Thankfully I was able to stop the payment on my credit card before the crooks got to it.
very scary!!

This article didn't tell us how to get rid of that screen that freezes your computer. It happened to me once and the way I got rid of the "Blue screen of death" was to turn off my computer and then unplug my motim (spelling?) for a few seconds. Probably 10. When I turned my computer on a few minutes later, the scammers and the frozen screen were gone.

thank you,FTC. i have reported this scam, that happen to me.waiting to here, if these scammer will have to pay us all back?

wish I had read this before we got suckered by a thief called Maxwell. Scammed us for a lot of money and guess what..you get NO help. Its like sorry about your luck chuck.
We reported him to our bank the police the FBI and attorney General.

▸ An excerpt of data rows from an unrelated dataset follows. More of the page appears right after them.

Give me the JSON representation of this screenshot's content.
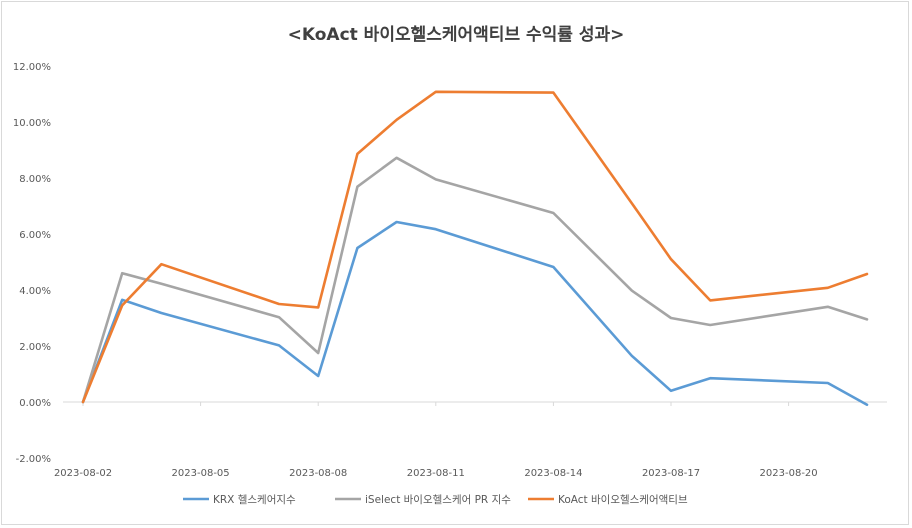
{
  "chart_data": {
    "type": "line",
    "title": "<KoAct 바이오헬스케어액티브 수익률 성과>",
    "xlabel": "",
    "ylabel": "",
    "x": [
      "2023-08-02",
      "2023-08-03",
      "2023-08-04",
      "2023-08-07",
      "2023-08-08",
      "2023-08-09",
      "2023-08-10",
      "2023-08-11",
      "2023-08-14",
      "2023-08-16",
      "2023-08-17",
      "2023-08-18",
      "2023-08-21",
      "2023-08-22"
    ],
    "x_tick_labels": [
      "2023-08-02",
      "2023-08-05",
      "2023-08-08",
      "2023-08-11",
      "2023-08-14",
      "2023-08-17",
      "2023-08-20"
    ],
    "y_tick_labels": [
      "-2.00%",
      "0.00%",
      "2.00%",
      "4.00%",
      "6.00%",
      "8.00%",
      "10.00%",
      "12.00%"
    ],
    "ylim": [
      -2,
      12
    ],
    "grid": false,
    "legend_position": "bottom",
    "series": [
      {
        "name": "KRX 헬스케어지수",
        "color": "#5b9bd5",
        "values": [
          0.0,
          3.65,
          3.18,
          2.02,
          0.93,
          5.5,
          6.43,
          6.17,
          4.82,
          1.65,
          0.4,
          0.85,
          0.68,
          -0.1
        ]
      },
      {
        "name": "iSelect 바이오헬스케어 PR 지수",
        "color": "#a5a5a5",
        "values": [
          0.0,
          4.6,
          4.22,
          3.03,
          1.75,
          7.69,
          8.72,
          7.95,
          6.75,
          3.98,
          3.0,
          2.75,
          3.4,
          2.95
        ]
      },
      {
        "name": "KoAct 바이오헬스케어액티브",
        "color": "#ed7d31",
        "values": [
          0.0,
          3.45,
          4.92,
          3.5,
          3.38,
          8.86,
          10.08,
          11.08,
          11.05,
          7.1,
          5.1,
          3.63,
          4.08,
          4.57
        ]
      }
    ]
  }
}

No help

thanks

How can you talk about the Su Su or Sua Sua so called gifting game that's being pushed among Afro-Americans? And talk about whether its a scam?

We published a blog in August about scammers imitating a type of informal savings club known as a “sou sou” or “susu” to trick people into joining what amounts to an illegal pyramid scheme.

A real “sou sou” is a rotating savings club with historic roots in West Africa and the Caribbean. But scammers are pitching fake sou sou savings clubs and opportunities like “The Circle Game,” “Blessing Loom,” “Money Board”.

I constantly have pop ups on my computer stating Microsoft need to "fix a problem", most like due to a password change. I have not changed my password. Can this be correct?